In the ongoing lawsuit filed by the Sandy Hook parents, there have been many accusations that Alex Jones inspired vicious online attacks against the families of the victims, some of which forced them to move multiple times.
The lawyers for Jones have come up with an interesting defense.
And that is that their client should simply not be believed.
Courtesy of Texas Monthly:
His defense, meanwhile, argues that while Jones says that Cooper and De La Rosa faked the interview, and provides evidence for that claim that draws upon Jones’s own authority with video production, Jones didn’t intend to speak factually—and, in fact, no reasonable person would expect that Jones spoke factually on his show.
“There can simply be no statement of fact when Mr. Jones views a video of Anderson Cooper and provides his commentary and opinion with regard to possibilities as to why Mr. Cooper’s nose disappeared on the video, all the while directing the viewers’ attention to the very video about which he opined,” a motion to dismiss the suit filed by Jones’s attorney argues. “No reasonable reader or listener would interpret Mr. Jones’ statements regarding the possibility of a ‘blue-screen’ being used as a verifiably false statement of fact, and even if it is verifiable as false, the entire context in which it was made discloses that the statements are mere opinions ‘masquerading as a fact.’”
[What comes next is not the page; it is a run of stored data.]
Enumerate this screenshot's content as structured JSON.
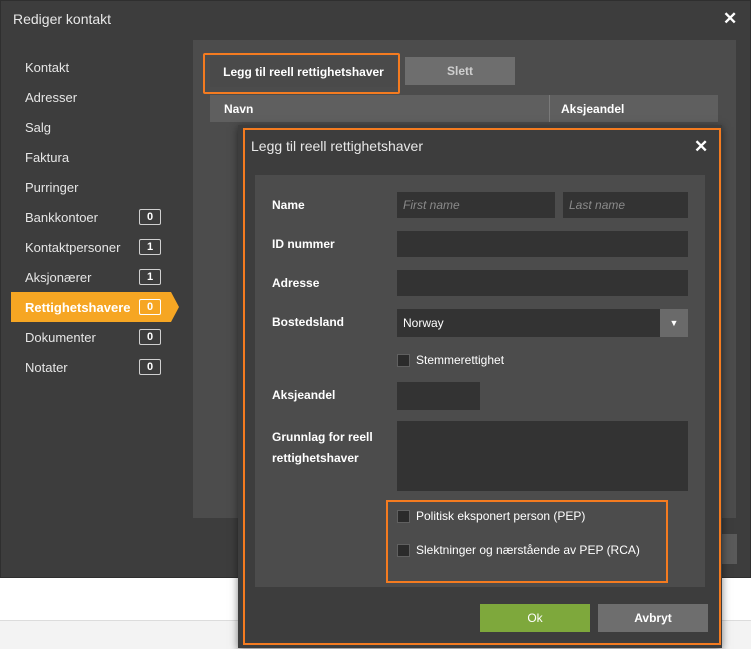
{
  "outer_dialog": {
    "title": "Rediger kontakt",
    "close_glyph": "✕"
  },
  "sidebar": {
    "items": [
      {
        "label": "Kontakt"
      },
      {
        "label": "Adresser"
      },
      {
        "label": "Salg"
      },
      {
        "label": "Faktura"
      },
      {
        "label": "Purringer"
      },
      {
        "label": "Bankkontoer",
        "count": "0"
      },
      {
        "label": "Kontaktpersoner",
        "count": "1"
      },
      {
        "label": "Aksjonærer",
        "count": "1"
      },
      {
        "label": "Rettighetshavere",
        "count": "0",
        "active": true
      },
      {
        "label": "Dokumenter",
        "count": "0"
      },
      {
        "label": "Notater",
        "count": "0"
      }
    ]
  },
  "toolbar": {
    "add_label": "Legg til reell rettighetshaver",
    "delete_label": "Slett"
  },
  "table": {
    "columns": [
      "Navn",
      "Aksjeandel"
    ]
  },
  "modal": {
    "title": "Legg til reell rettighetshaver",
    "close_glyph": "✕",
    "fields": {
      "name_label": "Name",
      "first_name_placeholder": "First name",
      "last_name_placeholder": "Last name",
      "id_label": "ID nummer",
      "address_label": "Adresse",
      "country_label": "Bostedsland",
      "country_value": "Norway",
      "voting_label": "Stemmerettighet",
      "share_label": "Aksjeandel",
      "basis_label_line1": "Grunnlag for reell",
      "basis_label_line2": "rettighetshaver",
      "pep_label": "Politisk eksponert person (PEP)",
      "rca_label": "Slektninger og nærstående av PEP (RCA)"
    },
    "ok_label": "Ok",
    "cancel_label": "Avbryt"
  },
  "colors": {
    "accent_orange": "#f47b20",
    "active_tab": "#f6a623",
    "ok_green": "#7ea83c"
  }
}
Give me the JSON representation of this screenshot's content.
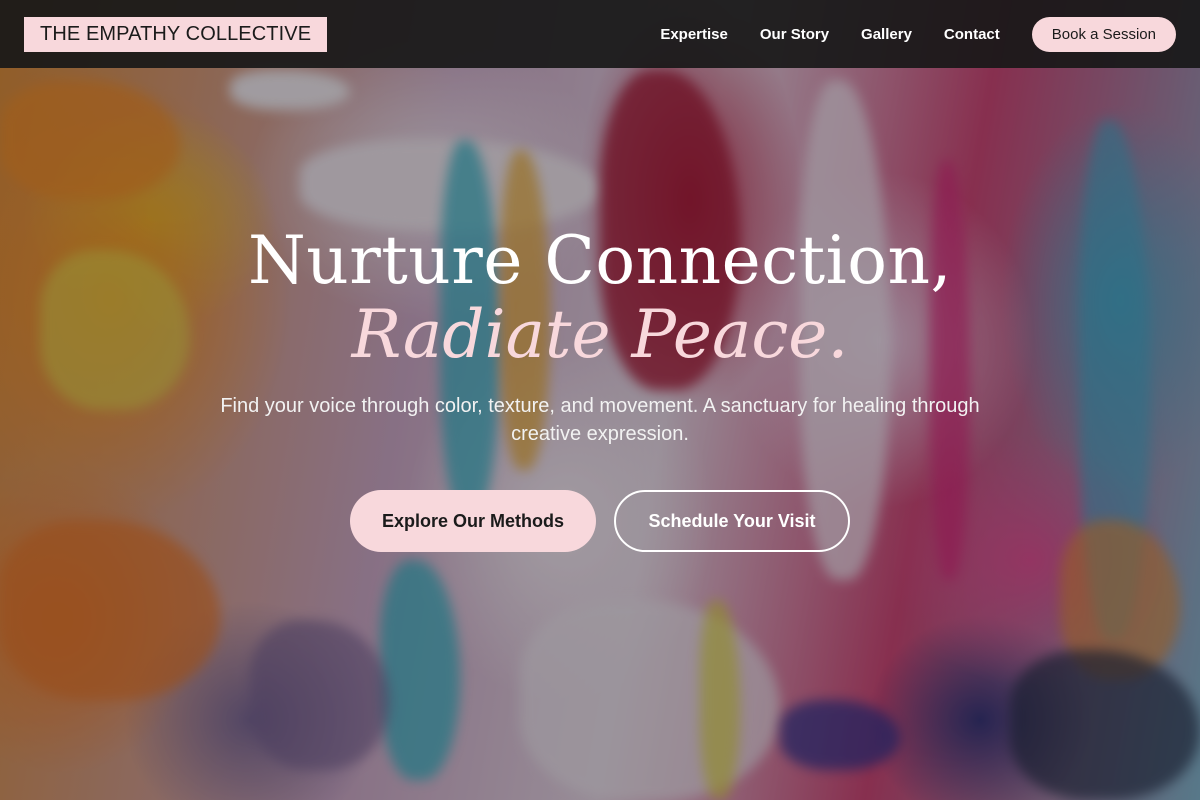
{
  "header": {
    "brand": "THE EMPATHY COLLECTIVE",
    "nav": [
      {
        "label": "Expertise"
      },
      {
        "label": "Our Story"
      },
      {
        "label": "Gallery"
      },
      {
        "label": "Contact"
      }
    ],
    "book_label": "Book a Session"
  },
  "hero": {
    "headline_line1": "Nurture Connection,",
    "headline_line2": "Radiate Peace.",
    "subheadline": "Find your voice through color, texture, and movement. A sanctuary for healing through creative expression.",
    "primary_cta": "Explore Our Methods",
    "secondary_cta": "Schedule Your Visit"
  },
  "colors": {
    "accent_pink": "#f8d8dc",
    "header_bg": "#181818",
    "text_white": "#ffffff"
  }
}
That may be the best argument available to Jones in defending the suit, but it also puts him once more in a position where his lawyers are arguing in court that the things he says during his broadcasts aren’t true—and, in fact, that any “reasonable reader or listener” would conclude that Jones, when he makes statements like “the green screen isn’t set right,” isn’t speaking factually. If Jones isn’t to be taken seriously when making statements like that, though, it becomes harder to understand what, exactly, Infowars is supposed to be informing its audience of.
Now the interesting thing about this defense is that it is eerily similar to the one Jones’ lawyers used during his custody battle with his wife last year:
At a recent pretrial hearing, attorney Randall Wilhite told state District Judge Orlinda Naranjo that using his client Alex Jones’ on-air Infowars persona to evaluate Alex Jones as a father would be like judging Jack Nicholson in a custody dispute based on his performance as the Joker in “Batman.”
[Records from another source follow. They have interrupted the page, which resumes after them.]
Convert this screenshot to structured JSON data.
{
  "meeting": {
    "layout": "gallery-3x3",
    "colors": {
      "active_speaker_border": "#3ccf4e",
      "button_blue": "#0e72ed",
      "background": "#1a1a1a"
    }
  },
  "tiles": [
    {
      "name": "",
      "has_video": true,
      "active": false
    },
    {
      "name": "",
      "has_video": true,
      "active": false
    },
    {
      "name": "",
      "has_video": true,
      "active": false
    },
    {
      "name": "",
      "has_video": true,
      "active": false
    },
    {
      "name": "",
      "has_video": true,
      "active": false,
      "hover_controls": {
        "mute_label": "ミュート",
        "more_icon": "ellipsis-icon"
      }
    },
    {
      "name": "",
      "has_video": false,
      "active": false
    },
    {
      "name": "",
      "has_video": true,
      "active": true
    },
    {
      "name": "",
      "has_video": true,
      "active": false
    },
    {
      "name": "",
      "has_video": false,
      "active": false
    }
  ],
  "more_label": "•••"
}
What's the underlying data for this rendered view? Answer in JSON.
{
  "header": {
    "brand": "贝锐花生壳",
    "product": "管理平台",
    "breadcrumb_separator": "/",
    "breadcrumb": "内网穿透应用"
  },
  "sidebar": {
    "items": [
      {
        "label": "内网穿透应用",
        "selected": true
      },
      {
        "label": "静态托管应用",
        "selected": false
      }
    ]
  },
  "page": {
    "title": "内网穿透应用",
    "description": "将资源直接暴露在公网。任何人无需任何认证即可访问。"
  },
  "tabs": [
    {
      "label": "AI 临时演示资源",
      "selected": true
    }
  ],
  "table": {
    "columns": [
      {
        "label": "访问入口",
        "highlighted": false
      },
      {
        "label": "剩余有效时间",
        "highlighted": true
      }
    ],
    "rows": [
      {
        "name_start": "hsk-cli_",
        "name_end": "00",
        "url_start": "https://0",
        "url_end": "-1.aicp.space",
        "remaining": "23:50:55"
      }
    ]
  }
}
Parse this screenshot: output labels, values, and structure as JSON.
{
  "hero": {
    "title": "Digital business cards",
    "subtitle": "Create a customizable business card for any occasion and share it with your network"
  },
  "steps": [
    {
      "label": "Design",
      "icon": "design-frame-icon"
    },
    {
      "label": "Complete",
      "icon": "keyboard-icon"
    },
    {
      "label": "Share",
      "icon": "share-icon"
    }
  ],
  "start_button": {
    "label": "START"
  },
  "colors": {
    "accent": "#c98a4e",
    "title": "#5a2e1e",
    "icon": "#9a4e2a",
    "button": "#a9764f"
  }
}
“He’s playing a character,” Wilhite said of Jones. “He is a performance artist.”
Okay so here is a thing that separates the Left Wing from the Right Wing.
If we had been getting our information from a guy who suddenly stated, more than once, that he was full of shit, we would STOP listening to him.
However, on the Right, Jones is joined by Bill O’Reilly who claimed that he was playing the part of a provocateur and Glenn Beck who called himself a “rodeo clown,” and yet people continued to tune in to both of their shows for years afterward.
It’s like people on the Right do not care if they get their information from confessed liars, just so long as they tell them what they want to hear.